There are so many reasons to come to New Hampshire in the fall. The subtle rose pink of the hydrangea bush that presides over my grandmother’s flower bed, which is mostly golden rod at present with a few late purple phlox here and there. The smell of browning yellow leaves piled up beneath the towering maples as I rustle through them on the way to the barn. The faintly orange-blushed and scarlet-tipped trees at the bottom of the field, promising to take my breath away in a week or two.

Beedie’s maples. Beedie’s barn. Beedie’s flowerbeds and fields. Funny how I still think of this whole place as belonging to my grandmother, gone lo these thirty years. (Writing in this old house brings out words like lo and lest.)
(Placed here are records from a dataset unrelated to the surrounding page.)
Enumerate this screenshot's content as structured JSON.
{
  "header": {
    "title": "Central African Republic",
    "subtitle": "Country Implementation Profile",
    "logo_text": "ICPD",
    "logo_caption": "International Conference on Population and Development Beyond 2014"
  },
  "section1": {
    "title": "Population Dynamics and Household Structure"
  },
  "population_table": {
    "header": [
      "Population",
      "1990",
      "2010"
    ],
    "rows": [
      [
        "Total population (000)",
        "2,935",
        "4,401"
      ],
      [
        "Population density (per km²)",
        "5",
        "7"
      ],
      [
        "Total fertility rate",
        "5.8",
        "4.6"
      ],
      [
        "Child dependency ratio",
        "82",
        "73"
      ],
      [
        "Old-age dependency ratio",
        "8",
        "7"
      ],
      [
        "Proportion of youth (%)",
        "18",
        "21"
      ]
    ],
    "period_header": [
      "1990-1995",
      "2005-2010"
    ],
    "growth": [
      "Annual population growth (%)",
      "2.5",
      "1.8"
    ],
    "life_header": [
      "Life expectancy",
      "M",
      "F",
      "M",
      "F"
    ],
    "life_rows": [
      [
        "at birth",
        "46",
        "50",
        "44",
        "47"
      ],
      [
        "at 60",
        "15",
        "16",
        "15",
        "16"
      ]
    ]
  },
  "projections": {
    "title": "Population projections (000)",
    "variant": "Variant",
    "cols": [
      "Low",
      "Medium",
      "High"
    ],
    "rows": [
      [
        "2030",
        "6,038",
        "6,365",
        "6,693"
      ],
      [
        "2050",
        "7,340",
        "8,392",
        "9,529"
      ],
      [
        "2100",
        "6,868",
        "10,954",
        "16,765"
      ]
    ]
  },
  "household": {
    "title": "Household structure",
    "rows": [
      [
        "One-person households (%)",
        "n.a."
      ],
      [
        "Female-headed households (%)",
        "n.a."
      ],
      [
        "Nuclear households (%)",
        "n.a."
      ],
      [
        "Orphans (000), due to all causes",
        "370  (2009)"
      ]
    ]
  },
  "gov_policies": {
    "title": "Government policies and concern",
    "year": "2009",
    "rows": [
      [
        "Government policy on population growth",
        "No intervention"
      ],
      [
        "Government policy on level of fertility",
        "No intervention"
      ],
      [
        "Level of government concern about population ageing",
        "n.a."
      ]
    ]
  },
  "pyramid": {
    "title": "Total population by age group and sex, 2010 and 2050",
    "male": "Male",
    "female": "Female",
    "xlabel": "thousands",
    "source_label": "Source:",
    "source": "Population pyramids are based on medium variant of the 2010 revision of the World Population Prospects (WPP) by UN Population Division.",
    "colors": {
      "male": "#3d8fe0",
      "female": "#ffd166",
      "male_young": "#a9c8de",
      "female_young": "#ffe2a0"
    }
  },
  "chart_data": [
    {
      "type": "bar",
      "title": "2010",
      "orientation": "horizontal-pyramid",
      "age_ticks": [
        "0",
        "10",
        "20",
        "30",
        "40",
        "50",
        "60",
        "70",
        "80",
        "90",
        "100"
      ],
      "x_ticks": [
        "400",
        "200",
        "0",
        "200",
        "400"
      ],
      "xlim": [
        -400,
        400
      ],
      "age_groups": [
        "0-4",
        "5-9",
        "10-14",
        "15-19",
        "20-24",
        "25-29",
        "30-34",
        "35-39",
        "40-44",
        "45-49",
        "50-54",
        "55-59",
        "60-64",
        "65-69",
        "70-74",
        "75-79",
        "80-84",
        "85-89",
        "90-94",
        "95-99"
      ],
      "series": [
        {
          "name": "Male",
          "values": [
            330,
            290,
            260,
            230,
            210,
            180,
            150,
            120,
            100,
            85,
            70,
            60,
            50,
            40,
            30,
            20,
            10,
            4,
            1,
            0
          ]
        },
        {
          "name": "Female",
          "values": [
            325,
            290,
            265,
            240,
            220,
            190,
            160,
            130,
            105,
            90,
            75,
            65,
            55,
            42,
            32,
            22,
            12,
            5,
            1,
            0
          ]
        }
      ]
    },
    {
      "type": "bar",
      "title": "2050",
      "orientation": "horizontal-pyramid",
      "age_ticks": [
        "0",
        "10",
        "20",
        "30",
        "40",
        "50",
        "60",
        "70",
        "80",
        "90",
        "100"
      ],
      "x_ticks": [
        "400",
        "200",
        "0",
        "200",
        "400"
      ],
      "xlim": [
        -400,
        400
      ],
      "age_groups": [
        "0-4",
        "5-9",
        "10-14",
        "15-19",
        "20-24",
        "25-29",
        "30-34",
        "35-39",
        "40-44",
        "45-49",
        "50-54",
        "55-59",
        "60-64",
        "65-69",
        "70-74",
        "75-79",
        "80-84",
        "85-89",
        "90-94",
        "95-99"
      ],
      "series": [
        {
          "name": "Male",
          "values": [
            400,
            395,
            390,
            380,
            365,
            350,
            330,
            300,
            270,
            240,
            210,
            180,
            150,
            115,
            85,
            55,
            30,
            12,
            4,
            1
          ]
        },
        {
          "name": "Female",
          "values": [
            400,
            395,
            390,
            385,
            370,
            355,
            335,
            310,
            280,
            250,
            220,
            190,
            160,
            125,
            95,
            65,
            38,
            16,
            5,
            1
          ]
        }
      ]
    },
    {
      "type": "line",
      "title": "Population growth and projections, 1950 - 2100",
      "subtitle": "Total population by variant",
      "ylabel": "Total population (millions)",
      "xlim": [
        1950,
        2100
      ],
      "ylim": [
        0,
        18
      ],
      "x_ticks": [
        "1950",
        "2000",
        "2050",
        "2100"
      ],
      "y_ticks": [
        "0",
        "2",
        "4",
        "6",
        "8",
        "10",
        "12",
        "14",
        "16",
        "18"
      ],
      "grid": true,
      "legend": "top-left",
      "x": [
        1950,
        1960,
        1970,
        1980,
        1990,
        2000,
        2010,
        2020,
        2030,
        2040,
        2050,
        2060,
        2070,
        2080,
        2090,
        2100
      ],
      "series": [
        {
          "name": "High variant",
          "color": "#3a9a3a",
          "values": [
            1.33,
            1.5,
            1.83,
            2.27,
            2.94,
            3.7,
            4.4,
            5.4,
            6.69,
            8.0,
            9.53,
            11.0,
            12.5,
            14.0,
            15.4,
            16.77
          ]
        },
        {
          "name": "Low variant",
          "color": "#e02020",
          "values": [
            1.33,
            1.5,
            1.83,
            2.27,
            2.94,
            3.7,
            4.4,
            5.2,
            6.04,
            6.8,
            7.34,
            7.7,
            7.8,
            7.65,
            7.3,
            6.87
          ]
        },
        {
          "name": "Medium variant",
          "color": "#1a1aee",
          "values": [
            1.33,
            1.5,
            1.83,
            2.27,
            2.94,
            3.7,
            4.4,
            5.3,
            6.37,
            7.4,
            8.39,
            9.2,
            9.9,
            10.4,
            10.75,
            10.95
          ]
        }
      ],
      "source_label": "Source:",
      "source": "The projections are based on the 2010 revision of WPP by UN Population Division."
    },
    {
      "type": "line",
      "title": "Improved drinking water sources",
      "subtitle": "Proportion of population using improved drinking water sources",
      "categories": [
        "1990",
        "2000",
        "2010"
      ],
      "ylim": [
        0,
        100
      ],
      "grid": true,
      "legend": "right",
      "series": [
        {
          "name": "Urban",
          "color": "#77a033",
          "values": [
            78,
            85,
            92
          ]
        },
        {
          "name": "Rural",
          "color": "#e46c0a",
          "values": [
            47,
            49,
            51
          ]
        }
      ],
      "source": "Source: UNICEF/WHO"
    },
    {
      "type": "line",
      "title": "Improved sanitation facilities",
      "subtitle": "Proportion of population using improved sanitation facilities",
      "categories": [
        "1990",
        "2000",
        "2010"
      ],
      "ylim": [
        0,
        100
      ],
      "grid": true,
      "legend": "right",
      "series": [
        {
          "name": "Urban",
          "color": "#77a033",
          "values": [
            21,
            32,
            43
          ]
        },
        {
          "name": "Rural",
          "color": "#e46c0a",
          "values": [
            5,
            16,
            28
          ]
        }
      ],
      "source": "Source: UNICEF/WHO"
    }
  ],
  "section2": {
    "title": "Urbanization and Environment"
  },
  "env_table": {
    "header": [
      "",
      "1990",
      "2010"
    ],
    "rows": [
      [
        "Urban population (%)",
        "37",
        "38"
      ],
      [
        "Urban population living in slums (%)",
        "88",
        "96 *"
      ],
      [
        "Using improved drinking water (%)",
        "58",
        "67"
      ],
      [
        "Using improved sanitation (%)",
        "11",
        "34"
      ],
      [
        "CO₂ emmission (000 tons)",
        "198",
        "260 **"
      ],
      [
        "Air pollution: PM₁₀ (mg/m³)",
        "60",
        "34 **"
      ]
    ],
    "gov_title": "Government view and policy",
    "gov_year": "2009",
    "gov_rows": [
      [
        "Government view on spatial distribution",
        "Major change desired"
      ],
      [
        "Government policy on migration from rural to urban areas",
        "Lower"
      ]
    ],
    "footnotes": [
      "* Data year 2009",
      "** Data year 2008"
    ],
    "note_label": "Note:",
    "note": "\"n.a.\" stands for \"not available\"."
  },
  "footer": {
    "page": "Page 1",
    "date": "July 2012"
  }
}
black and white quiet hills

There are ghosts here, most certainly. Beedie had a friendship of sorts with the one who haunts the attic — our whole family called him Andy, one of the early residents of the house who is now buried in the town graveyard.

Andy’s father Temple Baker bought the farm in 1862 for fifteen hundred dollars and had lived here less than a decade when a cow kicked him in the leg and he died. Andy and his siblings (except Fred, who died as a child) grew up in the house and carried on farming until the mid-twenties. Beedie always swore she heard Andy at night when she was alone, and she spoke to him openly.

I only heard him once, playing one long mournful note on the ancient pipe organ in the attic late at night. I just about peed my pants. That was nearly fifty years ago, and I’m still not entirely at ease in the attic.

I sense family spirits here almost constantly. But I don’t think of them as ghosts in the building, rather as sprits living inside me who become more real when I’m up here, if that makes any sense. My brother’s passing is too recent for me to allow him in — he’s still painfully real to me most of the time — but Beedie, Mom, Aunt Val, Cousin Averil, the uncles — they all belong to this house out of time. I am not alone.

Granite State Voters

Another reason to come to New Hampshire in the fall, especially every four years, is the presidential election. I like volunteering, even though the beleaguered citizens of the Granite State can get pretty grumpy as election day nears, after their phones have been rung and their doors have been knocked and their TVs have been inundated with political ads for weeks and weeks and weeks. 

Tomorrow I am making massive amounts of macaroni salad and marinated zucchini to drop off at the Democratic headquarters in town, where busloads of volunteers will be arriving from Massachusetts for the first of four weekends of door-knocking. I love the energy of election season.

Life Goes On

But I won’t get serious about volunteering for a while. I need downtime, writing time, reading time. This is the best reason for coming to New Hampshire. Tonight I’m joining my neighbors for outdoor pizza night at an organic farm up the road, and tomorrow I’ll be going to a free cello concert at a lovely stone church in town. Sunday I’ll attend the Quaker meeting in Putney Vermont. It’s the first Sunday of the month, so there will be a potluck. And I’ll stop to buy apples and a pumpkin at the farmer’s market on the way home.

Life is simpler here, even during the swirling insanity of the 2016 election.